Yesterday, the market rallied to a high of 38.39 on news of the tensions between Saudi Arabia and Iran, but drifted lower throughout the session to close lower. In yesterday’s report, we commented that the breaking of diplomatic relations between the two countries was bearish for crude oil because it would increase Saudi Arabia’s determination to pump oil at lower prices in order to attempt to hurt the Iranian and Russian economies.
As this report is being compiled on January 5, the February contract is trading 58 cents lower and has made a daily low of 36.05, which is only 70 cents above the contract low of 35.35 made on December 21. At this juncture, it appears likely the contract low will be taken out and crude oil is in its period of seasonal weakness, which lasts through February.
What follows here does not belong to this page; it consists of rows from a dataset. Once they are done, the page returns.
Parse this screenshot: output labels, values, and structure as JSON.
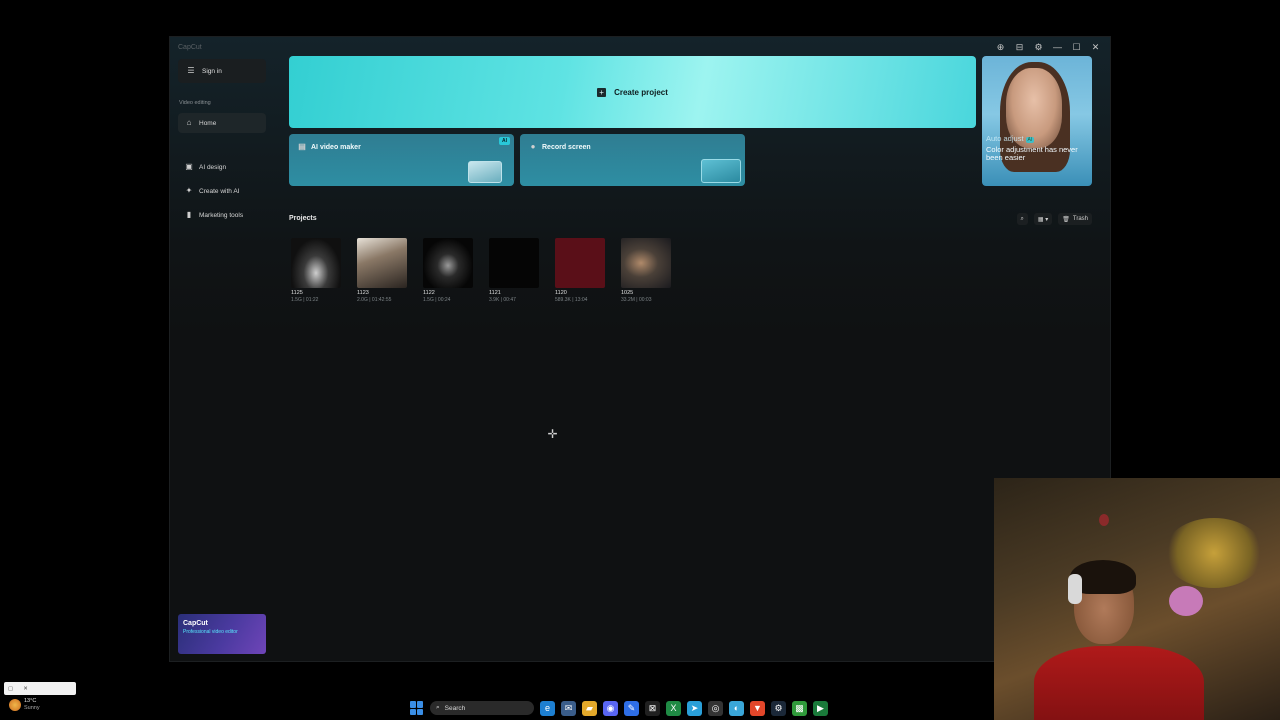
{
  "window": {
    "title": "CapCut",
    "controls": [
      "⊕",
      "⊟",
      "⚙",
      "—",
      "☐",
      "✕"
    ]
  },
  "sidebar": {
    "sign_in": "Sign in",
    "section_label": "Video editing",
    "items": [
      {
        "label": "Home",
        "icon": "home-icon",
        "active": true
      },
      {
        "label": "AI design",
        "icon": "image-icon",
        "active": false
      },
      {
        "label": "Create with AI",
        "icon": "sparkle-icon",
        "active": false
      },
      {
        "label": "Marketing tools",
        "icon": "bookmark-icon",
        "active": false
      }
    ],
    "promo": {
      "title": "CapCut",
      "subtitle": "Professional video editor"
    }
  },
  "main": {
    "create_project": "Create project",
    "ai_video_maker": {
      "label": "AI video maker",
      "badge": "AI"
    },
    "record_screen": {
      "label": "Record screen"
    },
    "ad": {
      "line1": "Auto adjust",
      "badge": "AI",
      "line2": "Color adjustment has never been easier"
    }
  },
  "projects": {
    "title": "Projects",
    "trash_label": "Trash",
    "items": [
      {
        "name": "1125",
        "meta": "1.5G | 01:22"
      },
      {
        "name": "1123",
        "meta": "2.0G | 01:42:55"
      },
      {
        "name": "1122",
        "meta": "1.5G | 00:24"
      },
      {
        "name": "1121",
        "meta": "3.9K | 00:47"
      },
      {
        "name": "1120",
        "meta": "589.3K | 13:04"
      },
      {
        "name": "1025",
        "meta": "33.2M | 00:03"
      }
    ]
  },
  "taskbar": {
    "weather_temp": "13°C",
    "weather_desc": "Sunny",
    "search_placeholder": "Search"
  }
}
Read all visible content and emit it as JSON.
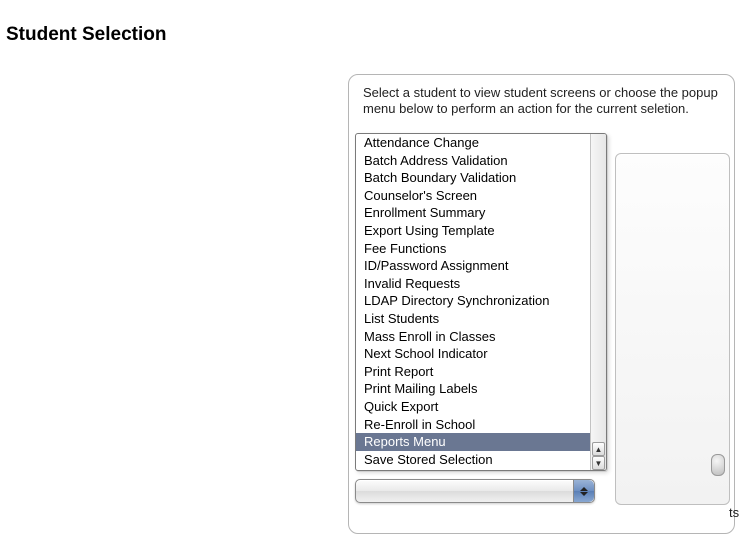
{
  "page": {
    "title": "Student Selection"
  },
  "panel": {
    "instructions": "Select a student to view student screens or choose the popup menu below to perform an action for the current seletion.",
    "partial_label_fragment": "ts"
  },
  "dropdown": {
    "selected_index": 17,
    "items": [
      "Attendance Change",
      "Batch Address Validation",
      "Batch Boundary Validation",
      "Counselor's Screen",
      "Enrollment Summary",
      "Export Using Template",
      "Fee Functions",
      "ID/Password Assignment",
      "Invalid Requests",
      "LDAP Directory Synchronization",
      "List Students",
      "Mass Enroll in Classes",
      "Next School Indicator",
      "Print Report",
      "Print Mailing Labels",
      "Quick Export",
      "Re-Enroll in School",
      "Reports Menu",
      "Save Stored Selection"
    ]
  },
  "popup": {
    "value": ""
  }
}
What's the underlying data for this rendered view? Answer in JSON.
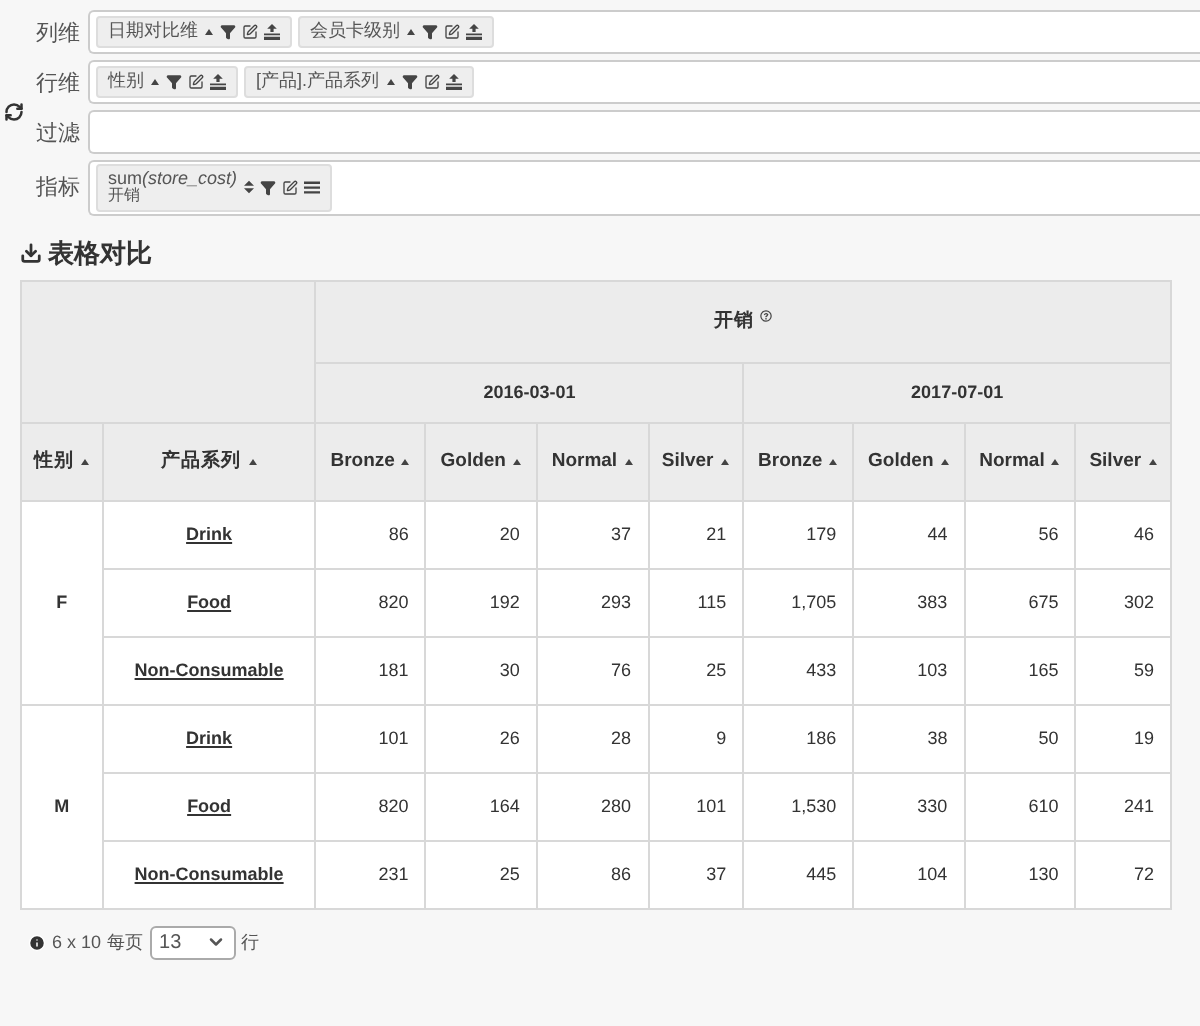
{
  "config": [
    {
      "label": "列维",
      "tags": [
        {
          "kind": "dimension",
          "text": "日期对比维"
        },
        {
          "kind": "dimension",
          "text": "会员卡级别"
        }
      ]
    },
    {
      "label": "行维",
      "tags": [
        {
          "kind": "dimension",
          "text": "性别"
        },
        {
          "kind": "dimension",
          "text": "[产品].产品系列"
        }
      ]
    },
    {
      "label": "过滤"
    },
    {
      "label": "指标",
      "tags": [
        {
          "kind": "measure",
          "text": "sum",
          "arg": "(store_cost)",
          "sub": "开销"
        }
      ]
    }
  ],
  "title": "表格对比",
  "table": {
    "measure": "开销",
    "dates": [
      {
        "label": "2016-03-01",
        "levels": [
          "Bronze",
          "Golden",
          "Normal",
          "Silver"
        ]
      },
      {
        "label": "2017-07-01",
        "levels": [
          "Bronze",
          "Golden",
          "Normal",
          "Silver"
        ]
      }
    ],
    "row_headers": [
      "性别",
      "产品系列"
    ],
    "groups": [
      {
        "label": "F",
        "rows": [
          {
            "name": "Drink",
            "values": [
              "86",
              "20",
              "37",
              "21",
              "179",
              "44",
              "56",
              "46"
            ]
          },
          {
            "name": "Food",
            "values": [
              "820",
              "192",
              "293",
              "115",
              "1,705",
              "383",
              "675",
              "302"
            ]
          },
          {
            "name": "Non-Consumable",
            "values": [
              "181",
              "30",
              "76",
              "25",
              "433",
              "103",
              "165",
              "59"
            ]
          }
        ]
      },
      {
        "label": "M",
        "rows": [
          {
            "name": "Drink",
            "values": [
              "101",
              "26",
              "28",
              "9",
              "186",
              "38",
              "50",
              "19"
            ]
          },
          {
            "name": "Food",
            "values": [
              "820",
              "164",
              "280",
              "101",
              "1,530",
              "330",
              "610",
              "241"
            ]
          },
          {
            "name": "Non-Consumable",
            "values": [
              "231",
              "25",
              "86",
              "37",
              "445",
              "104",
              "130",
              "72"
            ]
          }
        ]
      }
    ]
  },
  "footer": {
    "size": "6 x 10",
    "per_page": "每页",
    "page_size": "13",
    "unit": "行"
  }
}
The February contract remains on short and intermediate term sell signals. We have no recommendation.
Dollar index: It appears likely the March dollar index will generate a short-term buy signal on January 5. It remains on an intermediate term buy signal.
The March dollar index advanced 22.3 points on volume of 39,196 contracts. Total open interest increased by 618 contracts, which relative to volume is approximately 40% below average, but this is the second open interest increase in a row on a price advance. On December 31 the March contract gained 39.1 points and total open interest increased by 4,519 contracts on volume of 19,182. As this report is being compiled on January 5, the March contract is advancing again, up 55.2 points and has made a daily high of 99.730, which takes out yesterday’s print of 99.300. We have no recommendation.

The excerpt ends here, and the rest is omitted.